Suppose we had a group of 1,000 people we were interested in monitoring and 900 of them are terrorists. The program will correctly itentify 810 terrorists as terrorists. 10 terrorists will evade its clutches. Out of the 100 non-terrorists, 90 will be correctly identified as innocent, and 10 will be wrongly labeled as terrorists. That seems pretty useful.
But say we have a group of 1,000 suspects and only 100 of them are terrorists. A ten percent shot that a given person is a terrorists doesn't reach the "probable cause" standard, but seeing as how thousands of lives could easily be on the line, maybe we want to relax the burden of proof and run the 1,000 through the program. Well, we'll catch 90 terrorists out of the 100, which is good. But out of the 900 non-terrorists, 90 innocent people are going to get labeled terrorists. In other words, out of the 180 people the program will say are terrorists, we can expect half to actually be innocent. Thus, even though the algorithm only has a very small 10 percent error rate, the overall surveillance program makes a lot of mistakes.
Indeed, if we assume a population 0f 100,000,000 innocent people, 100 actual terrorists, and a 10% error rate, it is really bad. We'd identify 90,000,000 of the 100,000,000 innocent people as actually innocent and miss 10 of the actual terrorists by identifying them in error as innocent.
On the other side we'd identify 10,000,000 0f the innocent as terrorists in error and accurately identify 90 terrorists. If we rounded up these suspects, we'd have darned few terrorists in a pool of 10,000,090 suspects.

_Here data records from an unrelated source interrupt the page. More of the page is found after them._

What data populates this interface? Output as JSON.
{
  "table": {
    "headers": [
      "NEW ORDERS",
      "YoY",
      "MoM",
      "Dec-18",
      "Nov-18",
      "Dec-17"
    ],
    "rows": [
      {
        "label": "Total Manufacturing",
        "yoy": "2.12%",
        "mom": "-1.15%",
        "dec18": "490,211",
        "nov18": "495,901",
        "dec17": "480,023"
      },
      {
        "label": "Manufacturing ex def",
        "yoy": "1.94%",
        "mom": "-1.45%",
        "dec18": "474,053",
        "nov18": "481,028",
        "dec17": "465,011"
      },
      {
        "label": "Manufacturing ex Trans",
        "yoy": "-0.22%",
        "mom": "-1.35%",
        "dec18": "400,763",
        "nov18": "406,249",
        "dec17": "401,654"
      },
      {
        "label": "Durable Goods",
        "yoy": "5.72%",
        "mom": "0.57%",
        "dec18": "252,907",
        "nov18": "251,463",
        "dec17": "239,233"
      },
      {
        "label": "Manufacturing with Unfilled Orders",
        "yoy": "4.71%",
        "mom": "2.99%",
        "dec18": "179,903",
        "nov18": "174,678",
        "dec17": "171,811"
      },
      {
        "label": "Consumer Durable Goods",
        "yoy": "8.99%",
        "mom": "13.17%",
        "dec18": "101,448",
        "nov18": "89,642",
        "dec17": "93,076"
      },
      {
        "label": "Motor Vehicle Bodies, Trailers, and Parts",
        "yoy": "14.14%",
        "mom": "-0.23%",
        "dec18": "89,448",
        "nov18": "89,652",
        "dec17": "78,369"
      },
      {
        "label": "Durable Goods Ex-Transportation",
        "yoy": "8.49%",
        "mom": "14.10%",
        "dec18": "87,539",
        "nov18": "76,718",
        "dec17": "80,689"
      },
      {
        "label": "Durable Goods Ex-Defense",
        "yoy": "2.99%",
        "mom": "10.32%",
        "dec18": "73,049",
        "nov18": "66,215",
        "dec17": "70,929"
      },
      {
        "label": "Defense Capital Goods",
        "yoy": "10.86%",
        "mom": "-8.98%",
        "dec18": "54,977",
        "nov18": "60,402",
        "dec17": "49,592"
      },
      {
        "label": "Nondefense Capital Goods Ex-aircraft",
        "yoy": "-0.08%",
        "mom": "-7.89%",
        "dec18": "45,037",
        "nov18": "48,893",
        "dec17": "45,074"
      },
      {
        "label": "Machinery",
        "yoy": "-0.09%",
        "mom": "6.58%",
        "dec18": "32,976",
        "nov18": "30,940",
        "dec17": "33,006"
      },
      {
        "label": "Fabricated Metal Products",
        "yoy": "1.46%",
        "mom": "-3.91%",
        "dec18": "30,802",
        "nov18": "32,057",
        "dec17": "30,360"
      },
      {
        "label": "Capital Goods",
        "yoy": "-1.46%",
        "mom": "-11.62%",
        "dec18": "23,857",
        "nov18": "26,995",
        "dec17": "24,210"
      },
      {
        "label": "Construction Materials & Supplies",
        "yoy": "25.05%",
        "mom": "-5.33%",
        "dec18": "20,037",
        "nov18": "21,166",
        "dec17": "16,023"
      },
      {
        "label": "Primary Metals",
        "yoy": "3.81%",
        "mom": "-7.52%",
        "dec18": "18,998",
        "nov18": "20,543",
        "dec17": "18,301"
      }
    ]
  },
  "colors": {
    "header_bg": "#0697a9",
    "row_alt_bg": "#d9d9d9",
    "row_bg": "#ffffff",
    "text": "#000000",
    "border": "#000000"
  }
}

This is disturbing and if this is how the program works, it should be halted. And people fired for stupidity at the least even if the program is entirely legal. We'd create hostility by going after innocents and possibly radicalize some percentage of the innocents and therefore recruit more bad guys than we'd catch.
But if we don't arrest these people and instead keep their communications under data-mining attention, the next run will clear 9,000,000 of the innocent and identify 81 of the guilty. Then we have a suspected terrorist population of 1,000,081 where only 81 are real terrorists. This is still too many to identify terrorists by picking up the suspects for questioning.
If we keep running this dwindling population through a data-mining program four more times (and I have no idea what counts as one run through the system--assume there is some definition but that we don't need to know what it is for this exercise), we get down to a suspected terrorist population of 154 where 54 are actual terrorists. Now we're talking. Though of course, our data miners don't know how many terrorists are out there in the population or what the error rate is, so this quantified amount of terrorists and innocent people is purely illustrative.
Also, higher error rates would require more repeats to get a reasonable population for closer scrutiny, but I assume that unless there is outside intelligence to indicate somebody on the guilty list (or somebody on the innocent list for that matter) is planning to bomb something soon, it is possible to keep the data-mining going as long as you like to narrow the target population.
And we have to ask whether identifying 54 terrorists gets us all the cells or only some. If 5-man cells, did we roll up 10 of the 20 cells and miss 9 completely? Or did we get at least one terrorist from each cell meaning we might roll up all of them?
And if we are really focusing on just overseas calls, our starting population is much smaller than my assumption. I still don't see a problem with overseas call monitoring. If one end is outside the country it is not domestic spying in my book, and the law seems clearly on the side of the president. Even the NY Times article saying the net was wider than the president admits (gee, at one leak he doesn't just spill it all?) does not claim anything other than international calls were scrutinized.
I do have problems with domestic monitoring outside of the courts. Perhaps a short-term program after 9-11 is excusable (and I would say yes), but if it goes on years, that is wrong. Congress should have been brought in to make a process for protecting civil liberties with proper oversight. Even a well-run program run without oversight could degenerate into real domestic spying over time. But I still see nothing that indicates this was actually domestic spying no matter how many times NPR calls it domestic spying.
The problem as Yglesias describes it is surely a program killer. But I have to assume that more was done. This just doesn't add up if it is done the way Yglesias describes the math. If it did, I think we'd have read about the 10,000,000 Americans languishing in prison camps in the New York Times by now. Book release or no book release.